Work to spread the word
Write to your local MP, your MEP and the Managing Director of the IMF (Mr Michel Camdessus, International Monetary
Fund, H Street NW, Washington DC 20009, USA) about the Jubilee proposal. Write and ask your bank about their policies
on debt. If you are not satisfied with the response, consider depositing your money with The Co-operative Bank
or Friends Provident, both of which are committed to ethical investment and have no involvement with
Third World debt.
Consider using fairly-traded products where possible. For example, Café Direct is a fair-traded coffee which
gives the farmer more direct benefit. Organisations such as Traidcraft and Oxfam offer an increasing range of such
goods. Religious Communities, offering hospitality to many visitors and guests, can play a rôle in witnessing
on the debt issue simply through their shopping policies.
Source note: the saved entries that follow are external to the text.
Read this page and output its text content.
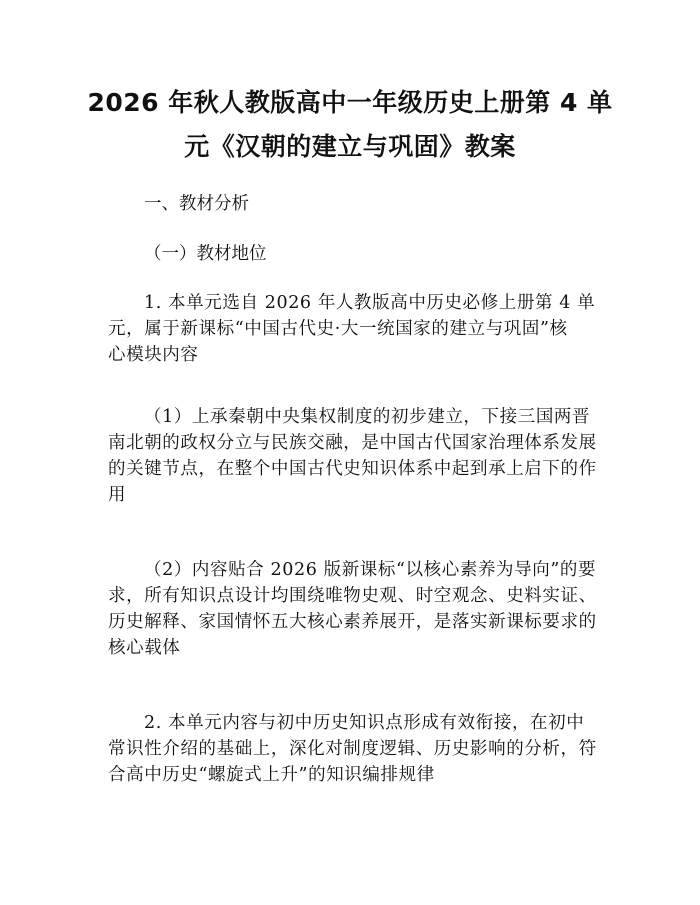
2026 年秋人教版高中一年级历史上册第 4 单
元《汉朝的建立与巩固》教案

一、教材分析

（一）教材地位

1. 本单元选自 2026 年人教版高中历史必修上册第 4 单
元，属于新课标“中国古代史·大一统国家的建立与巩固”核
心模块内容
（1）上承秦朝中央集权制度的初步建立，下接三国两晋
南北朝的政权分立与民族交融，是中国古代国家治理体系发展
的关键节点，在整个中国古代史知识体系中起到承上启下的作
用
（2）内容贴合 2026 版新课标“以核心素养为导向”的要
求，所有知识点设计均围绕唯物史观、时空观念、史料实证、
历史解释、家国情怀五大核心素养展开，是落实新课标要求的
核心载体
2. 本单元内容与初中历史知识点形成有效衔接，在初中
常识性介绍的基础上，深化对制度逻辑、历史影响的分析，符
合高中历史“螺旋式上升”的知识编排规律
Jubilee 2000 has published an excellent book The Debt Cutter’s Handbook, on which much of this
article is based. It contains a fuller description of the background and present realities of the debt crisis,
and also ideas for individual action and group discussion. Some pages can be made into posters. The book also includes
material for biblical reflection, meditations and prayers, and an excellent article by Roger Forster, looking at
a biblical response to the situation. It can be obtained from:
Jubilee 2000, PO Box 100, London SE1 7RT
Tel: 0171 401 9999; Fax: 0171 401 3999; E-Mail: j2000c@gn.apc.org
One of the closest parallels to the debt crisis is the Atlantic slave trade. It too was a system of international
oppression accepted for centuries as a normal and necessary part of trade and life. Influential people like William
Wilberforce took up the cause, but it needed the agreement and support of thousands of ordinary people to ensure
the abolition of the slave trade.
There are people in positions of power in both North and South who are eager to see a fairer world with debts
cancelled. However, the support of thousands of people in the North is needed to bring pressure on decision-makers
into implementing basic change. It is an opportunity for Christians to work in partnership with others throughout
the world. It is an opportunity for Anglican Religious Communities to support such work with prayer and action.
It is an opportunity not to be missed, because, in the words of Bishop Rowan Williams, we shall be a ‘smaller,
shabbier, more unholy people if we are complicit in debt’.